At his last commission meeting Wednesday, Lawrence proposed the county take the lead in rebuilding the causeway to Antelope Island, building a west Davis highway and diking Farmington Bay on the Great Salt Lake, turning it into a fresh-water impoundment.All three could be done as parts of a single, massive public works project that would ensure the county's future, Lawrence said.

His proposal is to route the west Davis highway on top of a restored causeway from Syracuse to Antelope Island, south along the island's east side, and then atop another dike from the south end of the island, connecting it to I-80 at around 7200 West in Salt Lake County.

Because most of the affected area, including the stretch of the Great Salt Lake included in the new fresh-water bay, is within the boundaries of Davis County, the county could finance it by forming a water conservancy district and issuing bonds, Lawrence told his fellow commissioners.

The bonds would be repaid by revenue generated from selling the water captured in Farmington Bay as secondary or irrigation water, Lawrence said.

Shifting the west Davis highway out to Antelope Island would enhance tourism, he said, and actually reduce the highway's construction cost. Any route along the east shore of the Great Salt Lake, in the west portion of the county, would be expensive because of wetlands mitigation required by federal law, he said.

Building the highway through the marshlands would cost up to $100 million, Lawrence estimated, adding by moving it to the island and using fill from the island to build the causeways, the cost could be reduced as much as 60 percent.

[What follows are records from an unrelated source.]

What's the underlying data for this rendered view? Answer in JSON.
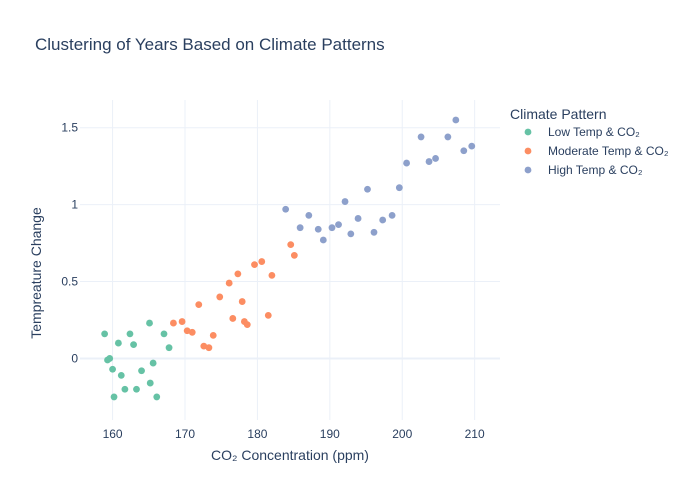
{
  "chart_data": {
    "type": "scatter",
    "title": "Clustering of Years Based on Climate Patterns",
    "xlabel": "CO₂ Concentration (ppm)",
    "ylabel": "Tempreature Change",
    "xlim": [
      155.5,
      213.5
    ],
    "ylim": [
      -0.4,
      1.68
    ],
    "x_ticks": [
      160,
      170,
      180,
      190,
      200,
      210
    ],
    "y_ticks": [
      0,
      0.5,
      1,
      1.5
    ],
    "y_tick_labels": [
      "0",
      "0.5",
      "1",
      "1.5"
    ],
    "grid": true,
    "legend": {
      "title": "Climate Pattern",
      "position": "right"
    },
    "series": [
      {
        "name": "Low Temp & CO₂",
        "color": "#66c2a5",
        "points": [
          [
            158.9,
            0.16
          ],
          [
            159.3,
            -0.01
          ],
          [
            159.6,
            0.0
          ],
          [
            160.0,
            -0.07
          ],
          [
            160.2,
            -0.25
          ],
          [
            160.8,
            0.1
          ],
          [
            161.2,
            -0.11
          ],
          [
            161.7,
            -0.2
          ],
          [
            162.4,
            0.16
          ],
          [
            162.9,
            0.09
          ],
          [
            163.3,
            -0.2
          ],
          [
            164.0,
            -0.08
          ],
          [
            165.1,
            0.23
          ],
          [
            165.2,
            -0.16
          ],
          [
            165.6,
            -0.03
          ],
          [
            166.1,
            -0.25
          ],
          [
            167.1,
            0.16
          ],
          [
            167.8,
            0.07
          ]
        ]
      },
      {
        "name": "Moderate Temp & CO₂",
        "color": "#fc8d62",
        "points": [
          [
            168.4,
            0.23
          ],
          [
            169.6,
            0.24
          ],
          [
            170.3,
            0.18
          ],
          [
            171.0,
            0.17
          ],
          [
            171.9,
            0.35
          ],
          [
            172.6,
            0.08
          ],
          [
            173.3,
            0.07
          ],
          [
            173.9,
            0.15
          ],
          [
            174.8,
            0.4
          ],
          [
            176.1,
            0.49
          ],
          [
            176.6,
            0.26
          ],
          [
            177.3,
            0.55
          ],
          [
            177.9,
            0.37
          ],
          [
            178.2,
            0.24
          ],
          [
            178.6,
            0.22
          ],
          [
            179.6,
            0.61
          ],
          [
            180.6,
            0.63
          ],
          [
            181.5,
            0.28
          ],
          [
            182.0,
            0.54
          ],
          [
            184.6,
            0.74
          ],
          [
            185.1,
            0.67
          ]
        ]
      },
      {
        "name": "High Temp & CO₂",
        "color": "#8da0cb",
        "points": [
          [
            183.9,
            0.97
          ],
          [
            185.9,
            0.85
          ],
          [
            187.1,
            0.93
          ],
          [
            188.4,
            0.84
          ],
          [
            189.1,
            0.77
          ],
          [
            190.3,
            0.85
          ],
          [
            191.2,
            0.87
          ],
          [
            192.1,
            1.02
          ],
          [
            192.9,
            0.81
          ],
          [
            193.9,
            0.91
          ],
          [
            195.2,
            1.1
          ],
          [
            196.1,
            0.82
          ],
          [
            197.3,
            0.9
          ],
          [
            198.6,
            0.93
          ],
          [
            199.6,
            1.11
          ],
          [
            200.6,
            1.27
          ],
          [
            202.6,
            1.44
          ],
          [
            203.7,
            1.28
          ],
          [
            204.6,
            1.3
          ],
          [
            206.3,
            1.44
          ],
          [
            207.4,
            1.55
          ],
          [
            208.5,
            1.35
          ],
          [
            209.6,
            1.38
          ]
        ]
      }
    ]
  }
}
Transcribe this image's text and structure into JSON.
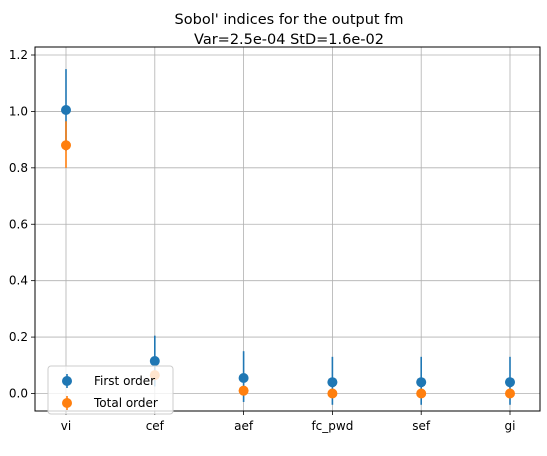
{
  "chart_data": {
    "type": "scatter",
    "title": "Sobol' indices for the output fm",
    "subtitle": "Var=2.5e-04    StD=1.6e-02",
    "xlabel": "",
    "ylabel": "",
    "categories": [
      "vi",
      "cef",
      "aef",
      "fc_pwd",
      "sef",
      "gi"
    ],
    "ylim": [
      -0.1,
      1.21
    ],
    "yticks": [
      0.0,
      0.2,
      0.4,
      0.6,
      0.8,
      1.0,
      1.2
    ],
    "ytick_labels": [
      "0.0",
      "0.2",
      "0.4",
      "0.6",
      "0.8",
      "1.0",
      "1.2"
    ],
    "grid": true,
    "legend_position": "bottom-left",
    "series": [
      {
        "name": "First order",
        "color": "#1f77b4",
        "values": [
          1.005,
          0.115,
          0.055,
          0.04,
          0.04,
          0.04
        ],
        "lower": [
          0.86,
          0.025,
          -0.03,
          -0.04,
          -0.04,
          -0.04
        ],
        "upper": [
          1.15,
          0.205,
          0.15,
          0.13,
          0.13,
          0.13
        ]
      },
      {
        "name": "Total order",
        "color": "#ff7f0e",
        "values": [
          0.88,
          0.065,
          0.01,
          0.0,
          0.0,
          0.0
        ],
        "lower": [
          0.8,
          0.055,
          -0.005,
          -0.005,
          -0.005,
          -0.005
        ],
        "upper": [
          0.965,
          0.075,
          0.025,
          0.005,
          0.005,
          0.005
        ]
      }
    ]
  }
}
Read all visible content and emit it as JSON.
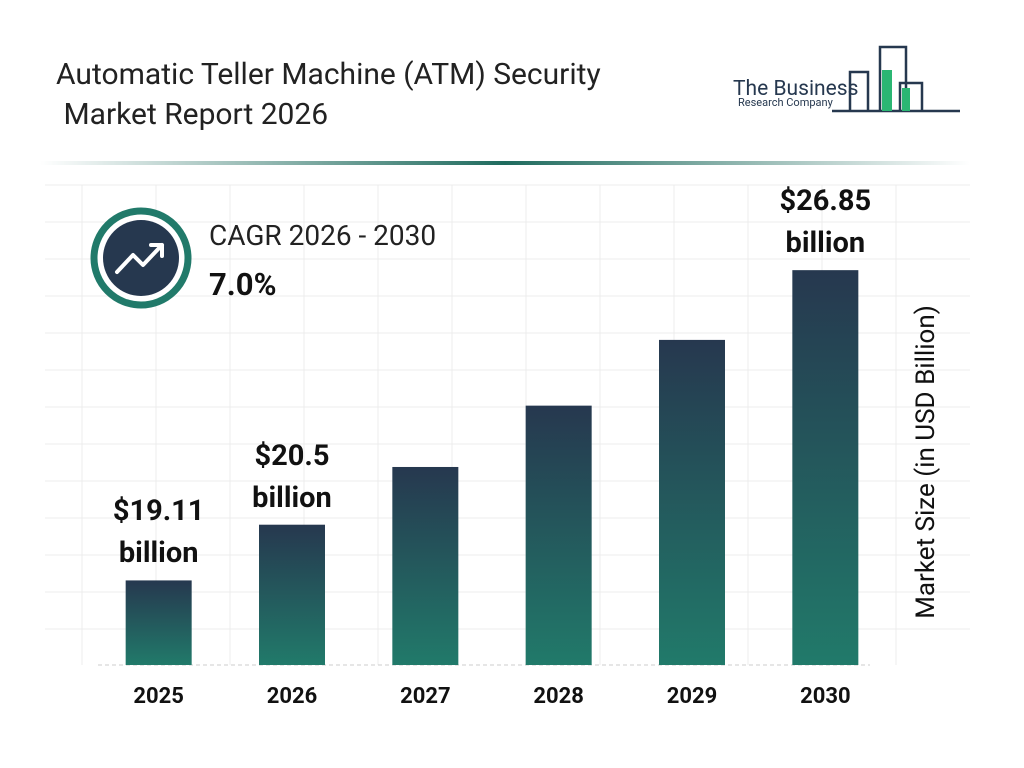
{
  "chart_data": {
    "type": "bar",
    "title": "Automatic Teller Machine (ATM) Security Market Report 2026",
    "logo": {
      "line1": "The Business",
      "line2": "Research Company"
    },
    "cagr_label": "CAGR 2026 - 2030",
    "cagr_value": "7.0%",
    "y_label": "Market Size (in USD Billion)",
    "categories": [
      "2025",
      "2026",
      "2027",
      "2028",
      "2029",
      "2030"
    ],
    "values": [
      19.11,
      20.5,
      21.94,
      23.47,
      25.11,
      26.85
    ],
    "value_labels": [
      "$19.11 billion",
      "$20.5 billion",
      null,
      null,
      null,
      "$26.85 billion"
    ],
    "color_top": "#26384f",
    "color_bottom": "#217a6a",
    "ylim": [
      17,
      28.6
    ]
  }
}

Several agencies, including the Great Salt Lake Authority appointed two years ago by the Legislature, have endorsed portions of the proposal, Lawrence said, but until now no one has put them into a single package.

Putting it all together, with the resultant tourism boost and increased water resource, would make Davis County "the crown jewel of the state of Utah," Lawrence said.

Although he leaves office Monday, Lawrence volunteered to continue working on the project as a private citizen.

Fellow commissioner Robert Rose, also leaving office Monday, said he is "thrilled and excited" about the project.

Commission chairman Gayle Stevenson, the only one of the three remaining in office, said he appreciates Lawrence's proposal and will pass it along to the two new commissioners.